Behavioural Drift of nymphs occurs primarily along the bottom, in low light. It would appear this is not where our Arctic Grayling are getting very much of their food.

Vince, thanks for your comment about fishing for grayling with buddies using dries, nymphs, and switching. If you all catch about the same, that would seem to support the 50% surface feeding. And a trout at 10% is supported, since a good nympher can outfish a dry fly guy anyday, or so the nymphers keep telling me. Right, Dennis?

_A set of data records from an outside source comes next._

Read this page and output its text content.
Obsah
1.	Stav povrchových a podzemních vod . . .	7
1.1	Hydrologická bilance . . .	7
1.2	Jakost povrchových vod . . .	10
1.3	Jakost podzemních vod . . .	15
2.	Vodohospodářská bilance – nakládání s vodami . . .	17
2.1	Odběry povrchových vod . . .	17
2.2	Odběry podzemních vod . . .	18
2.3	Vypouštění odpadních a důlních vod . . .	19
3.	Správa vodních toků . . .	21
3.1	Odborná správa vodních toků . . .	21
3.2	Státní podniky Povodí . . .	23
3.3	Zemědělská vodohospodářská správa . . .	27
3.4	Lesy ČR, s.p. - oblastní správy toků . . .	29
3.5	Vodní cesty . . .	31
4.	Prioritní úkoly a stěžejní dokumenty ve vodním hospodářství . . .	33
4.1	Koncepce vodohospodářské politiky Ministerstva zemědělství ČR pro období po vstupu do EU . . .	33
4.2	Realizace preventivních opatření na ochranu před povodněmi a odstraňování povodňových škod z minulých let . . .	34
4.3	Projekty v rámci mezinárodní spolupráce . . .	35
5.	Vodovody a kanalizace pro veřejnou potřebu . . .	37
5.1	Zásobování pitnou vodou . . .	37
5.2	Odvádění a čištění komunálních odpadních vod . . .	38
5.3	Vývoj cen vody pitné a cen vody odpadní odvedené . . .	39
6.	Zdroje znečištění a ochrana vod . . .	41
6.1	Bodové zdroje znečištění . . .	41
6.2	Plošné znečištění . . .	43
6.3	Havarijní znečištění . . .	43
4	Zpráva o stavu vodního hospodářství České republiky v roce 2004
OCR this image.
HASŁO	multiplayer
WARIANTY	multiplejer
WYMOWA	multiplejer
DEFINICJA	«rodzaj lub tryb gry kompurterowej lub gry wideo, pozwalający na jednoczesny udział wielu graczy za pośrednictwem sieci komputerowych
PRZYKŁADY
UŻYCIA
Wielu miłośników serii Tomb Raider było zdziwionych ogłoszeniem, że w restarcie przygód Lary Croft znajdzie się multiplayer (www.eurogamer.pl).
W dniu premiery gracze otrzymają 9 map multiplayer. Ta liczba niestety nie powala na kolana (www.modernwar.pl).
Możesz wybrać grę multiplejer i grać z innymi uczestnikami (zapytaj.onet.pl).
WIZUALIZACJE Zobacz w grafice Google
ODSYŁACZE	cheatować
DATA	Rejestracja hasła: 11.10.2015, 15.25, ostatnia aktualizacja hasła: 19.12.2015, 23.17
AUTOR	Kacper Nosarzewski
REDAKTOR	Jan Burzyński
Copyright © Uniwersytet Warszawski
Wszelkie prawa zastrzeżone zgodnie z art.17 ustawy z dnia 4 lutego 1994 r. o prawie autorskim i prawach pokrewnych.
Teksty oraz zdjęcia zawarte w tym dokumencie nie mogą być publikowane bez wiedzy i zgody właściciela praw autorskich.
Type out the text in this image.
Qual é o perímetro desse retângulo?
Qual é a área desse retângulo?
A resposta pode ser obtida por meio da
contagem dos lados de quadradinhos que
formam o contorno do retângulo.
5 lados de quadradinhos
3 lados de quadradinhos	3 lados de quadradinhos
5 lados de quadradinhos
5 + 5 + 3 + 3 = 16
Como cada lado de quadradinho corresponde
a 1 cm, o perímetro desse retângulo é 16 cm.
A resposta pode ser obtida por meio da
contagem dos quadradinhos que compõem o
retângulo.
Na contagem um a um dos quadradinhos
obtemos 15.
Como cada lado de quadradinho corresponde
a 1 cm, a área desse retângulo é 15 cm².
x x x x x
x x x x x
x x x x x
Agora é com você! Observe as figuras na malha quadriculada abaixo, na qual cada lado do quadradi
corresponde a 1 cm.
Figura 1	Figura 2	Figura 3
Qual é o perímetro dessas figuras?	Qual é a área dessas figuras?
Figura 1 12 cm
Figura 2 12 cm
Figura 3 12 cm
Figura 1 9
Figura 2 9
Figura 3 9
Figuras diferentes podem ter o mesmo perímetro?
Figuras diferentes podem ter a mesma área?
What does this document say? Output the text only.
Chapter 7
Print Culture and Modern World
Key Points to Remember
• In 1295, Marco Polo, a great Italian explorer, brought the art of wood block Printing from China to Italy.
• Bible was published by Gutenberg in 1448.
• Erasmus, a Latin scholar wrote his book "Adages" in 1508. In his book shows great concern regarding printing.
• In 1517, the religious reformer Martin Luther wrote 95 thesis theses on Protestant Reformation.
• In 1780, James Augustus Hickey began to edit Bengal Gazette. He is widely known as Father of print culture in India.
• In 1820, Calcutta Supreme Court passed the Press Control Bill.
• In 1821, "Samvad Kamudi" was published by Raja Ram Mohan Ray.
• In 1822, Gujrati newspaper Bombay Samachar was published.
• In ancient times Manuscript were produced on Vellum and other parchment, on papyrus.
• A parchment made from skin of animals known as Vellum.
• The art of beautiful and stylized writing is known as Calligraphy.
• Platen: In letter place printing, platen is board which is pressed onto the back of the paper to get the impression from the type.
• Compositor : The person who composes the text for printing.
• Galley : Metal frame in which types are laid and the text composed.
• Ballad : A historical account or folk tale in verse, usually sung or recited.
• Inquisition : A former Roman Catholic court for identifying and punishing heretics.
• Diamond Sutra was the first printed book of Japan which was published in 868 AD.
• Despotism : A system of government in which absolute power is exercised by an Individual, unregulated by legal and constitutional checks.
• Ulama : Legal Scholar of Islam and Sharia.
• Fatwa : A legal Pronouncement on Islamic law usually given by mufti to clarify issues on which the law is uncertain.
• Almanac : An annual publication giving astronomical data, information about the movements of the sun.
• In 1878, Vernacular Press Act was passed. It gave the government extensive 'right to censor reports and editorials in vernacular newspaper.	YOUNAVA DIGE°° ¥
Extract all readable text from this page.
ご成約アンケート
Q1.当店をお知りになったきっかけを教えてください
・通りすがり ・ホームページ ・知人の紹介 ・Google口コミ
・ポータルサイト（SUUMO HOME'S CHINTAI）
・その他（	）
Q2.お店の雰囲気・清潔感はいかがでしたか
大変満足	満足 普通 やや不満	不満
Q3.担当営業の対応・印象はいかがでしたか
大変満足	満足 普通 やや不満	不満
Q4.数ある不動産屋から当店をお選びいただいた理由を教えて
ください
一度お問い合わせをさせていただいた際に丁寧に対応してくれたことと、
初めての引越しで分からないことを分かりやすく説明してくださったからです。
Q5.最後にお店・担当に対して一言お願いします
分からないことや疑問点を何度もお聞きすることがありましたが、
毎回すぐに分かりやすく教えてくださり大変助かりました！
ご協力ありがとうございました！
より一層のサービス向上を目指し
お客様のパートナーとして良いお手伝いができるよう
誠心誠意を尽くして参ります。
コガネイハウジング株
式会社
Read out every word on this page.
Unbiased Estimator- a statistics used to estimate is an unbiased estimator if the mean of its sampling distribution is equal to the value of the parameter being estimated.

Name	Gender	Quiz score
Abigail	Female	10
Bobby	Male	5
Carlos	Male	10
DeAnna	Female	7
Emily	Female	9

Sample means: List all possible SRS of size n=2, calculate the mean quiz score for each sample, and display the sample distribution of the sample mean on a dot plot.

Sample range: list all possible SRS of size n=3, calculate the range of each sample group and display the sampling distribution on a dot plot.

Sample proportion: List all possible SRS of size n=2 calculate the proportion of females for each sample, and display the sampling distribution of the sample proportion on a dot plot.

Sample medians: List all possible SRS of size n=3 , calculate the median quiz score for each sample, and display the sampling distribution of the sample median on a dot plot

Gary, the reason most people only think of grayling in the fall is because that's when they school up in their overwintering holes. It's a bit of a "Duffer's Fortnight". I'm sure I'm not the only one who has come across a shoal of rising grayling in October. I can't always tell what they're rising to, and it usually doesn't matter since they're still willing to take my foam beetle. It's my understanding that during the winter, they hardly eat at all.